Roulette
December 2nd, 2012Every Chip a Year
Tomorrow will be interesting. My sister is slated to be tried for two felonies at 9:30 a.m. When I researched the penalties a long time ago, I learned that they carried mandatory minimums of 3 and 5 years, with a total of 30 years as the maximum. That’s assuming I understood the charges correctly.
She can’t serve less than the minima if she is convicted. She can plead it down to something less devastating, but only if the victim, prosecution, and court agree. The problem is that when it comes to battery on a law enforcement officer, bargaining is less likely than with other offenses. And she has a bad record as a defendant. She was placed in diversion programs for her felonies and misdemeanors. She failed to complete the misdemeanor program. I think she failed the felony program, too. I’m not sure. She was arrested for failing to attend the required hearings. I don’t think the case would be set for trial, had she completed it. She also has a pile of unpaid tickets, so the court will know she has a bad attitude.
I’m thinking I’ll go tomorrow. I won’t be going to support her. She will be enraged if she sees me there. I’ll be going to find out what really happened, and what the disposition of the case is. I would never get the truth from her or her attorney. She has a misdemeanor trial the next day. Maybe they’ll play the video of the stop. I would like to see that. If she allocutes at the felony hearing, they won’t play it.

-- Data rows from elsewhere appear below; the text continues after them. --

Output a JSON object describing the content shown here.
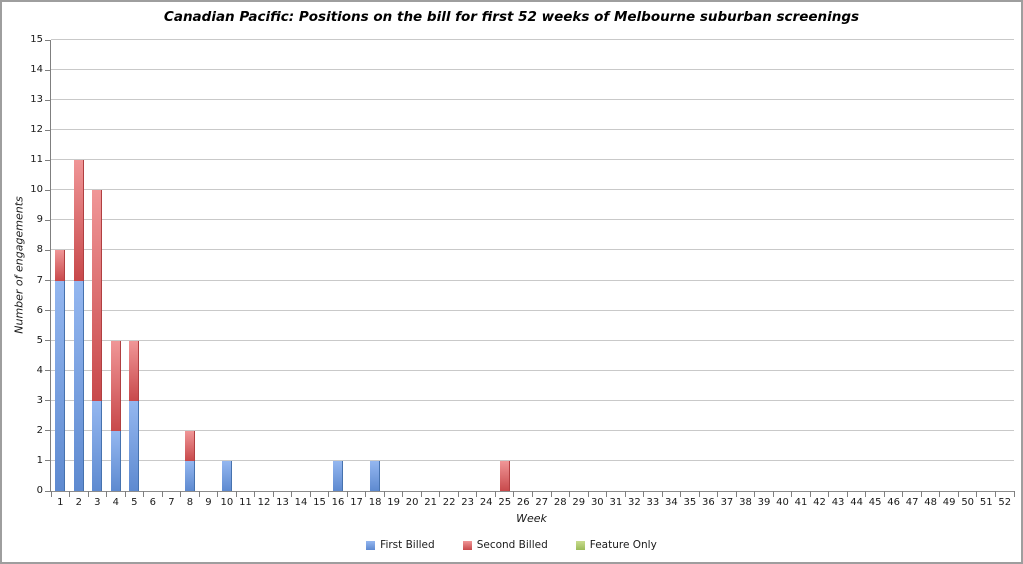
{
  "chart_data": {
    "type": "bar",
    "stacked": true,
    "title": "Canadian Pacific: Positions on the bill for first 52 weeks of Melbourne suburban screenings",
    "xlabel": "Week",
    "ylabel": "Number of engagements",
    "ylim": [
      0,
      15
    ],
    "ytick_step": 1,
    "grid": true,
    "legend_position": "bottom",
    "categories": [
      "1",
      "2",
      "3",
      "4",
      "5",
      "6",
      "7",
      "8",
      "9",
      "10",
      "11",
      "12",
      "13",
      "14",
      "15",
      "16",
      "17",
      "18",
      "19",
      "20",
      "21",
      "22",
      "23",
      "24",
      "25",
      "26",
      "27",
      "28",
      "29",
      "30",
      "31",
      "32",
      "33",
      "34",
      "35",
      "36",
      "37",
      "38",
      "39",
      "40",
      "41",
      "42",
      "43",
      "44",
      "45",
      "46",
      "47",
      "48",
      "49",
      "50",
      "51",
      "52"
    ],
    "series": [
      {
        "name": "First Billed",
        "color": "#4c7ec0",
        "gradient": [
          "#94b7f0",
          "#5e8ad0"
        ],
        "edge": "#4672ae",
        "values": [
          7,
          7,
          3,
          2,
          3,
          0,
          0,
          1,
          0,
          1,
          0,
          0,
          0,
          0,
          0,
          1,
          0,
          1,
          0,
          0,
          0,
          0,
          0,
          0,
          0,
          0,
          0,
          0,
          0,
          0,
          0,
          0,
          0,
          0,
          0,
          0,
          0,
          0,
          0,
          0,
          0,
          0,
          0,
          0,
          0,
          0,
          0,
          0,
          0,
          0,
          0,
          0
        ]
      },
      {
        "name": "Second Billed",
        "color": "#c5484a",
        "gradient": [
          "#f09697",
          "#c8494b"
        ],
        "edge": "#b03f41",
        "values": [
          1,
          4,
          7,
          3,
          2,
          0,
          0,
          1,
          0,
          0,
          0,
          0,
          0,
          0,
          0,
          0,
          0,
          0,
          0,
          0,
          0,
          0,
          0,
          0,
          1,
          0,
          0,
          0,
          0,
          0,
          0,
          0,
          0,
          0,
          0,
          0,
          0,
          0,
          0,
          0,
          0,
          0,
          0,
          0,
          0,
          0,
          0,
          0,
          0,
          0,
          0,
          0
        ]
      },
      {
        "name": "Feature Only",
        "color": "#a8cc63",
        "gradient": [
          "#c9dc8e",
          "#9bbb59"
        ],
        "edge": "#8aa84e",
        "values": [
          0,
          0,
          0,
          0,
          0,
          0,
          0,
          0,
          0,
          0,
          0,
          0,
          0,
          0,
          0,
          0,
          0,
          0,
          0,
          0,
          0,
          0,
          0,
          0,
          0,
          0,
          0,
          0,
          0,
          0,
          0,
          0,
          0,
          0,
          0,
          0,
          0,
          0,
          0,
          0,
          0,
          0,
          0,
          0,
          0,
          0,
          0,
          0,
          0,
          0,
          0,
          0
        ]
      }
    ],
    "axis_colors": {
      "gridline": "#c9c9c9",
      "axis_line": "#7f7f7f",
      "tick_text": "#1a1a1a"
    }
  }
}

Tonight I ran an errand in the truck, and I looked through my Ipod for music to listen to. I had a hard time choosing, and I ended up picking James Taylor. I don’t know why. Then I realized the song I had chosen–Fire and Rain–was about suicide.
My sister has never been inclined to commit suicide. She has made plenty of threats, but that was just manipulation. She loves and admires herself in a very strange, somewhat idolatrous way. I would say she venerates herself, the way crazed fans adore people like Elvis or Michael Jackson. It approaches worship. Although she has always been willing to sacrifice others in exchange for small rewards, she wouldn’t harm herself out of shame or despair. But tonight it occurred to me that she is capable of doing absolutely anything out of spite. If she thought she was getting away with something–cheating justice and proving she can’t be told what to do–she might do it. Sort of like Hermann Goering.
My best guess is that she won’t get prison time. But I’m not a criminal lawyer.
I’m sure I’m more concerned than she is.
Anyway, I better get to bed. There is nothing more I can do.

December 3rd, 2012 at 12:44 am
Oh heavens! I hadn’t read this when you posted about ironing your shirt. I’m so sorry. Will be praying for the best outcome for her.